N.B. Alcuni PDF potrebbero non essere disponibili


INDICAZIONI TERAPEUTICHE


A cosa serve Prilotekal? Perchè si usa?


Prilotekal è indicato negli adulti per l'anestesia spinale nel caso di interventi chirurgici di breve durata (vedere paragrafo 4.2)


CONTROINDICAZIONI


Quando non dev'essere usato Prilotekal?


Prilotekal non va usato nei pazienti con:
  • ipersensibilità alla prilocaina cloridrato, agli anestetici locali di tipo ammidico o ad uno qualsiasi degli eccipienti,
  • gravi problemi di conduzione cardiaca,
  • anemia severa,
  • scompenso cardiaco,
  • shock cardiogeno e ipovolemico,
  • metemoglobinemia congenita o acquisita,
  • concomitante terapia anticoagulante,
  • controindicazioni generali e specifiche della tecnica di anestesia subaracnoidea.
L'uso di Prilotekal in bambini di età inferiore ai 6 mesi è controindicato perchè il rischio che si manifesti metemoglobinemia è molto alto.

L'iniezione intravascolare di Prilotekal è controindicata.

Prilotekal non deve essere iniettata in aree infette.


AVVERTENZE E PRECAUZIONI D'USO


Cosa serve sapere prima di prendere Prilotekal?


Prilotekal contiene glucosio e deve essere utilizzato solo per l'anestesia spinale.
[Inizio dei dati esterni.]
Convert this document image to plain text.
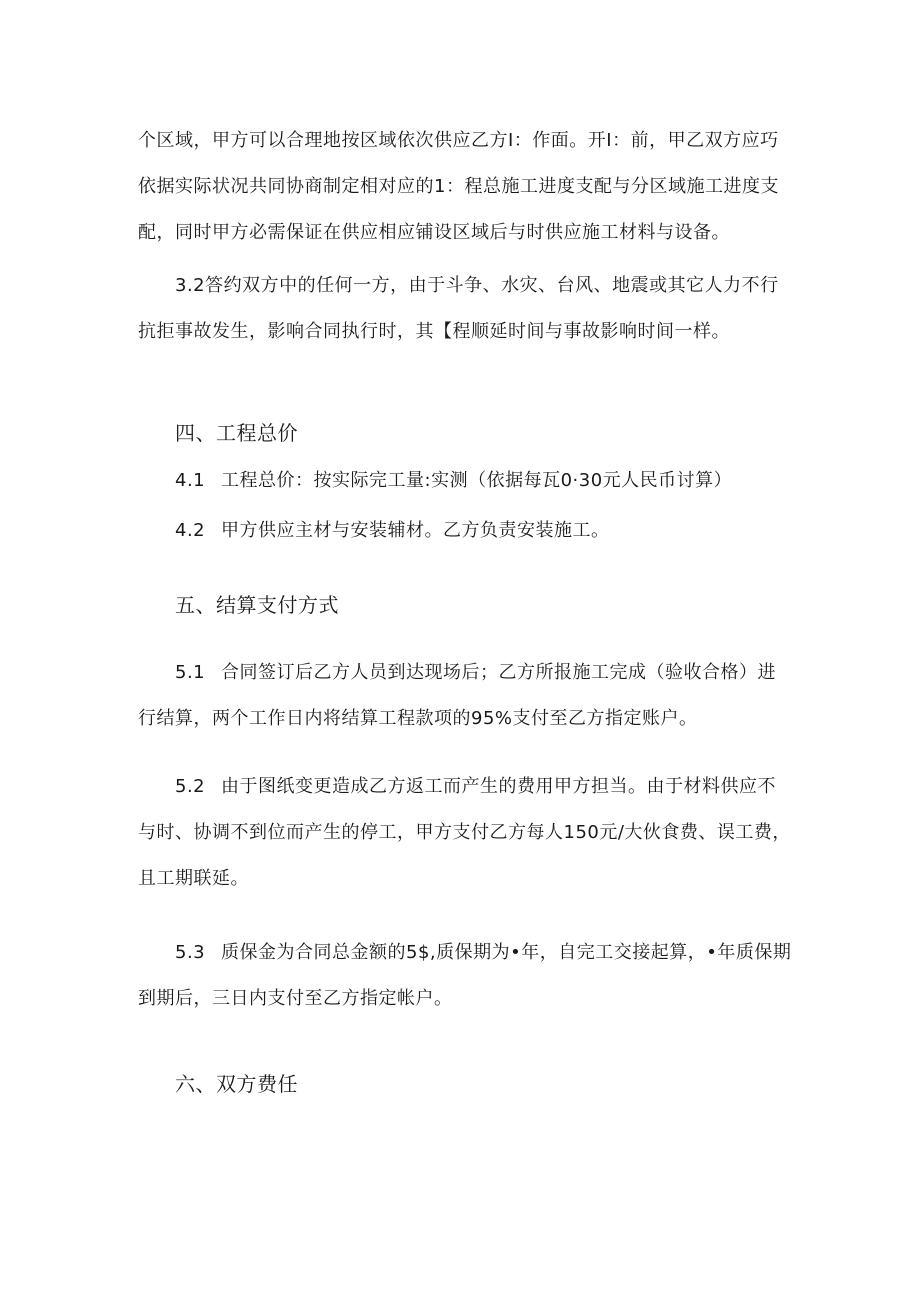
个区域，甲方可以合理地按区域依次供应乙方I：作面。开I：前，甲乙双方应巧
依据实际状况共同协商制定相对应的1：程总施工进度支配与分区域施工进度支
配，同时甲方必需保证在供应相应铺设区域后与时供应施工材料与设备。
3.2答约双方中的任何一方，由于斗争、水灾、台风、地震或其它人力不行
抗拒事故发生，影响合同执行时，其【程顺延时间与事故影响时间一样。
四、工程总价
4.1 工程总价：按实际完工量:实测（依据每瓦0·30元人民币讨算）
4.2 甲方供应主材与安装辅材。乙方负责安装施工。
五、结算支付方式
5.1 合同签订后乙方人员到达现场后；乙方所报施工完成（验收合格）进
行结算，两个工作日内将结算工程款项的95%支付至乙方指定账户。
5.2 由于图纸变更造成乙方返工而产生的费用甲方担当。由于材料供应不
与时、协调不到位而产生的停工，甲方支付乙方每人150元/大伙食费、误工费，
且工期联延。
5.3 质保金为合同总金额的5$,质保期为•年，自完工交接起算，•年质保期
到期后，三日内支付至乙方指定帐户。
六、双方费任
Esso non è raccomandato per l'uso in anestesia epidurale.

La Prilocaina può potenziare la formazione di metemoglobina da parte di farmaci che inducono la metemoglobina (vedere paragrafo 4.5).

L'anestesia spinale va somministrata solo da (o sotto il controllo di) personale medico specialistico, dotato delle necessarie conoscenze ed esperienze. Il medico preposto è responsabile delle misure prese per prevenire un'iniezione intravascolare.
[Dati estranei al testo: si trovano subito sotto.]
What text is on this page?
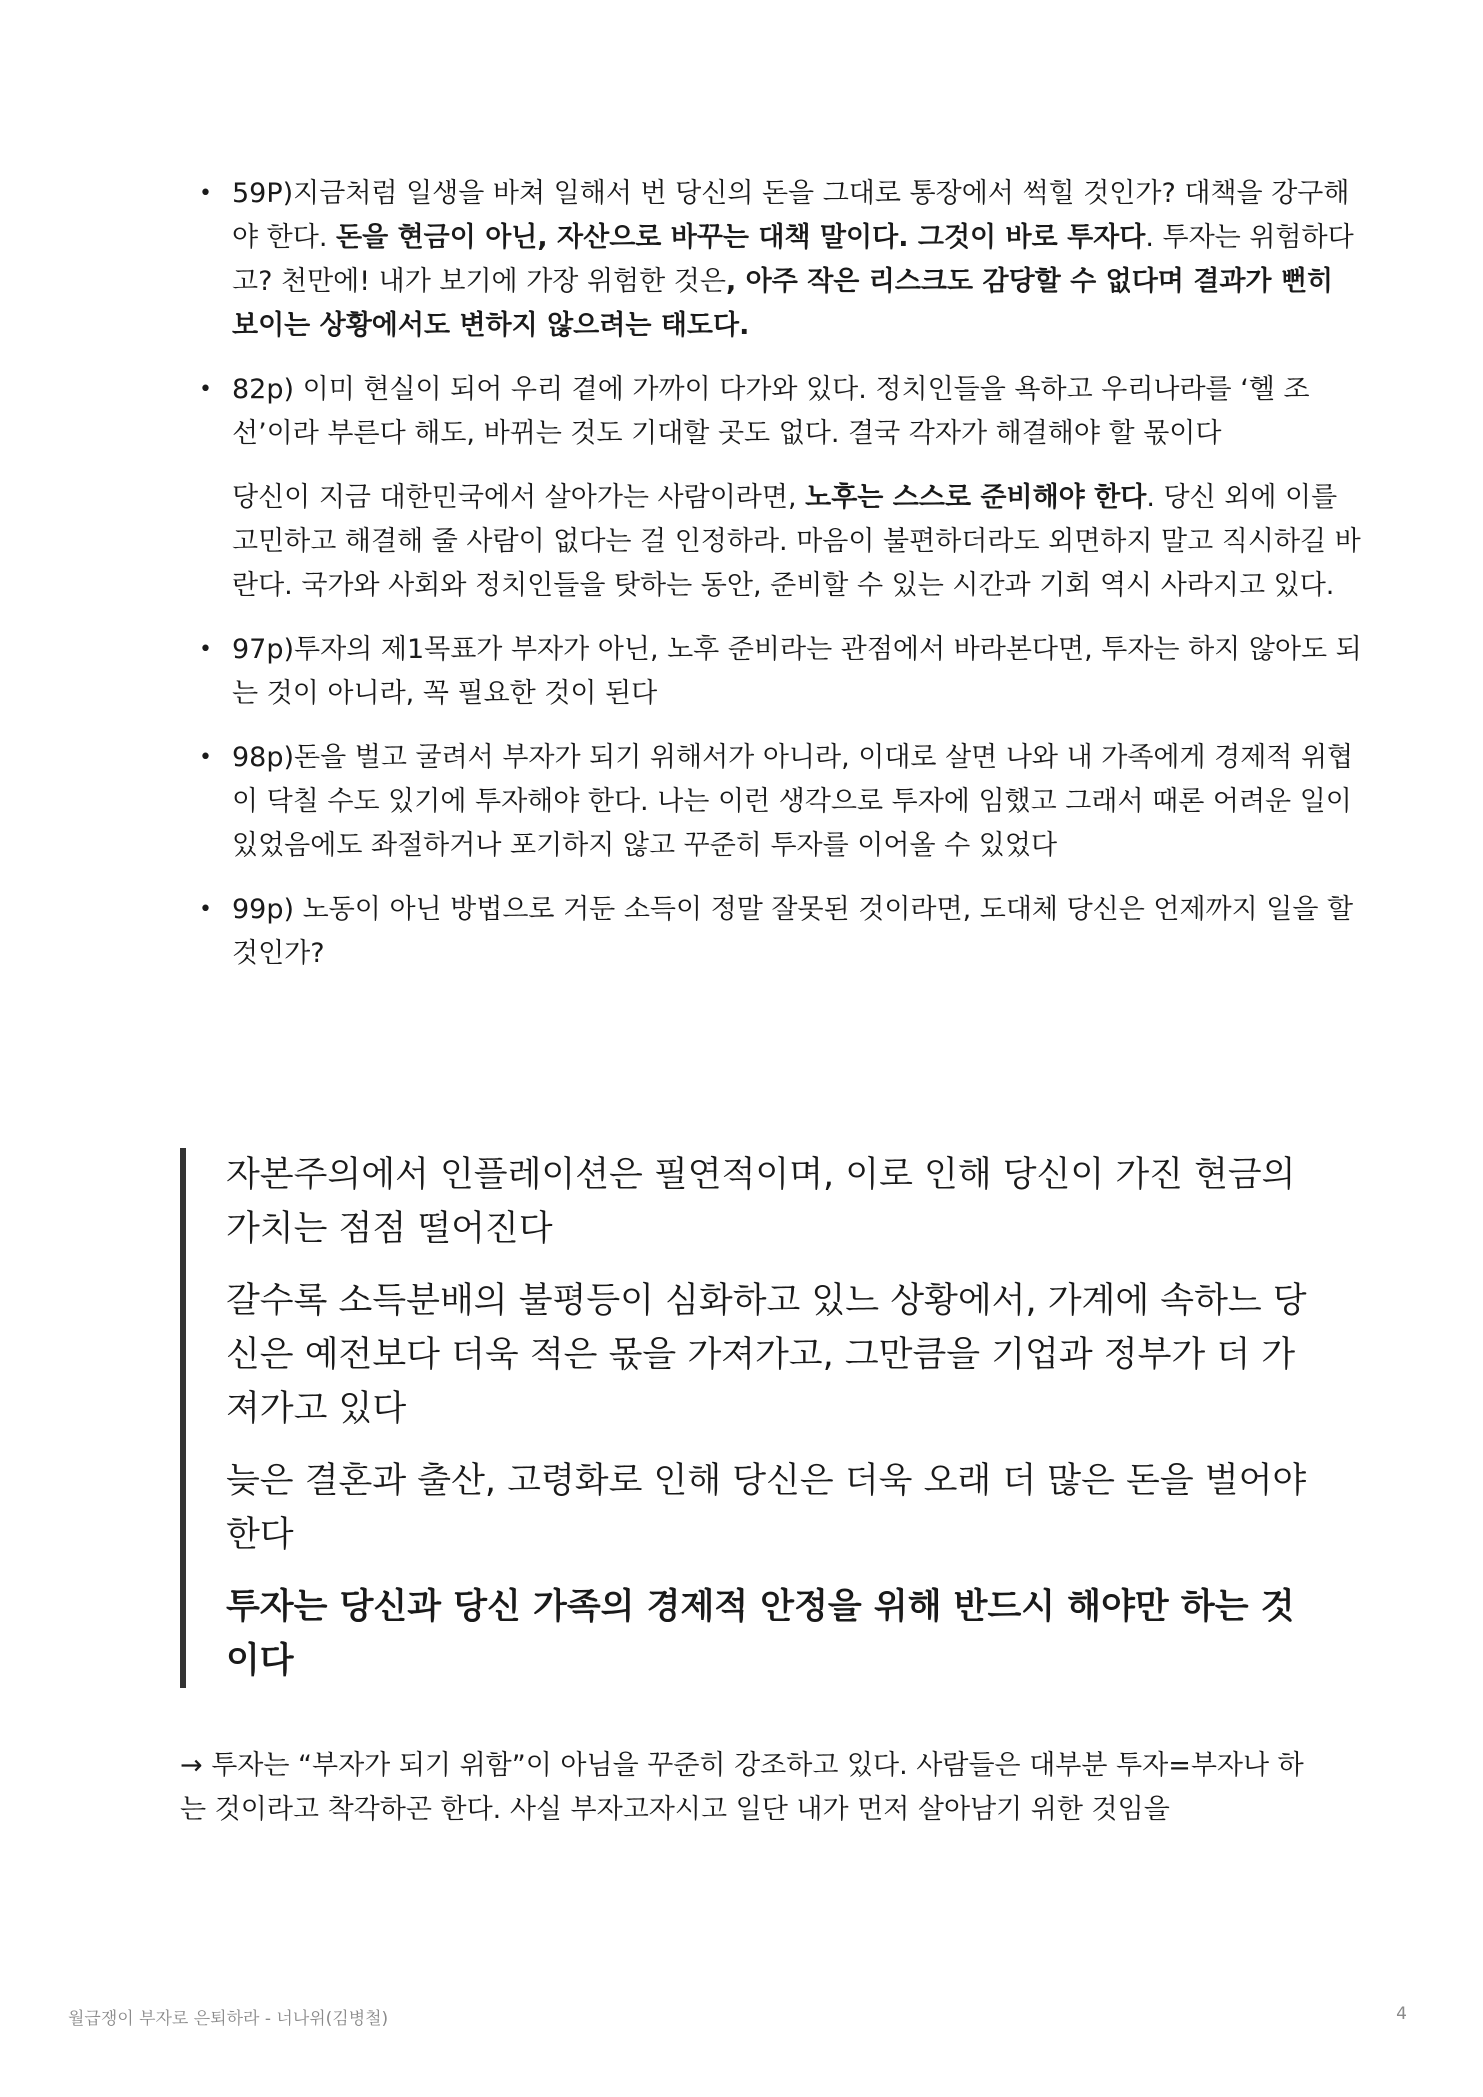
• 59P)지금처럼 일생을 바쳐 일해서 번 당신의 돈을 그대로 통장에서 썩힐 것인가? 대책을 강구해야 한다. 돈을 현금이 아닌, 자산으로 바꾸는 대책 말이다. 그것이 바로 투자다. 투자는 위험하다고? 천만에! 내가 보기에 가장 위험한 것은, 아주 작은 리스크도 감당할 수 없다며 결과가 뻔히 보이는 상황에서도 변하지 않으려는 태도다.

• 82p) 이미 현실이 되어 우리 곁에 가까이 다가와 있다. 정치인들을 욕하고 우리나라를 ‘헬 조선’이라 부른다 해도, 바뀌는 것도 기대할 곳도 없다. 결국 각자가 해결해야 할 몫이다

당신이 지금 대한민국에서 살아가는 사람이라면, 노후는 스스로 준비해야 한다. 당신 외에 이를 고민하고 해결해 줄 사람이 없다는 걸 인정하라. 마음이 불편하더라도 외면하지 말고 직시하길 바란다. 국가와 사회와 정치인들을 탓하는 동안, 준비할 수 있는 시간과 기회 역시 사라지고 있다.

• 97p)투자의 제1목표가 부자가 아닌, 노후 준비라는 관점에서 바라본다면, 투자는 하지 않아도 되는 것이 아니라, 꼭 필요한 것이 된다

• 98p)돈을 벌고 굴려서 부자가 되기 위해서가 아니라, 이대로 살면 나와 내 가족에게 경제적 위협이 닥칠 수도 있기에 투자해야 한다. 나는 이런 생각으로 투자에 임했고 그래서 때론 어려운 일이 있었음에도 좌절하거나 포기하지 않고 꾸준히 투자를 이어올 수 있었다

• 99p) 노동이 아닌 방법으로 거둔 소득이 정말 잘못된 것이라면, 도대체 당신은 언제까지 일을 할 것인가?

자본주의에서 인플레이션은 필연적이며, 이로 인해 당신이 가진 현금의 가치는 점점 떨어진다

갈수록 소득분배의 불평등이 심화하고 있느 상황에서, 가계에 속하느 당신은 예전보다 더욱 적은 몫을 가져가고, 그만큼을 기업과 정부가 더 가져가고 있다

늦은 결혼과 출산, 고령화로 인해 당신은 더욱 오래 더 많은 돈을 벌어야 한다

투자는 당신과 당신 가족의 경제적 안정을 위해 반드시 해야만 하는 것이다

→ 투자는 “부자가 되기 위함”이 아님을 꾸준히 강조하고 있다. 사람들은 대부분 투자=부자나 하는 것이라고 착각하곤 한다. 사실 부자고자시고 일단 내가 먼저 살아남기 위한 것임을

월급쟁이 부자로 은퇴하라 - 너나위(김병철)	4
Inoltre, il medico deve saper riconoscere e trattare gli effetti indesiderati, la tossicità sistemica e altre complicanze. Se compaiono segnali di tossicità sistemica acuta o di blocco spinale totale, l'iniezione dell'anestetico locale va immediatamente interrotta (vedere paragrafo 4.9).
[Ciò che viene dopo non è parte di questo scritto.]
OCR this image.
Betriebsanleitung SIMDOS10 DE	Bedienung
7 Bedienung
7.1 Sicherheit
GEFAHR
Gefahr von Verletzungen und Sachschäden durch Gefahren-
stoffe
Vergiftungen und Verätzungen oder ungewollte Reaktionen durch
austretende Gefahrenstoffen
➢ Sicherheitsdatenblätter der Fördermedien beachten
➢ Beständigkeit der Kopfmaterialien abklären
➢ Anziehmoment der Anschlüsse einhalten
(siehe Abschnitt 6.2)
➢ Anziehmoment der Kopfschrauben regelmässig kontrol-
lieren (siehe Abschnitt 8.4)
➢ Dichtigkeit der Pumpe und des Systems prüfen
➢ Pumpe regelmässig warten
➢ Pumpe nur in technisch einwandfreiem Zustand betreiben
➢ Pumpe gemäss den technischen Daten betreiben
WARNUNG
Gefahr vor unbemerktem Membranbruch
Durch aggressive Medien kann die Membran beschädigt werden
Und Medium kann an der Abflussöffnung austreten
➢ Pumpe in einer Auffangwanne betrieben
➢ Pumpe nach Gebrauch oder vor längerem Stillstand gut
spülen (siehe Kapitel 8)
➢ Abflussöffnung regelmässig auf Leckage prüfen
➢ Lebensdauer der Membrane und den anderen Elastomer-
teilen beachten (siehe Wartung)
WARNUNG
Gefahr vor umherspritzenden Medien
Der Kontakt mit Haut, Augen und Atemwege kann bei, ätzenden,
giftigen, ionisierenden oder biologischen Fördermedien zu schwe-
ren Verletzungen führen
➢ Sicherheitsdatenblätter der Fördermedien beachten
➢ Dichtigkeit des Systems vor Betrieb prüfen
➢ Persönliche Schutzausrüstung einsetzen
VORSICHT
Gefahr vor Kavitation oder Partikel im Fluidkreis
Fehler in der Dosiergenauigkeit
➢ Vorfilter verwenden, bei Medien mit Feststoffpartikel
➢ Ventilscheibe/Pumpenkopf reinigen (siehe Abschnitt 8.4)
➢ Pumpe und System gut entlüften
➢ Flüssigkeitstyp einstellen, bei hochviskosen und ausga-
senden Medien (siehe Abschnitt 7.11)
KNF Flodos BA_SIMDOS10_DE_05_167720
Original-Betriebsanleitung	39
Alcuni pazienti richiedono un'attenzione speciale per ridurre il rischio di gravi effetti indesiderati, anche quando l'anestesia locoregionale costituisce la scelta ideale per l'intervento chirurgico:
  • Pazienti con blocco cardiaco completo o parziale, poichè gli anestetici locali possono sopprimere la conduzione miocardica.
  • Pazienti con scompenso cardiaco di grado elevato. Va anche preso in considerazione il rischio di metemoglobinemia (vedere paragrafo 4.8).
  • Pazienti con compromissione avanzata del fegato o dei reni.
  • Pazienti anziani e pazienti in condizioni generali compromesse.
  • Pazienti trattati con agenti antiaritmici di classe III (es. amiodarone). Questi pazienti devono essere sottoposti a un'attenta osservazione ed a monitoraggio ECG, poichè gli effetti cardiaci potrebbero sommarsi (vedere paragrafo 4.5). Nei pazienti con porfiria acuta, Prilotekal va somministrato solo in presenza di un'indicazione imperativa per il suo impiego, poichè Prilotekal può potenzialmente causare porfiria. In tutti i pazienti con porfiria vanno prese appropriate precauzioni.
Si raccomanda di accertarsi della presenza di un accesso venoso sicuro.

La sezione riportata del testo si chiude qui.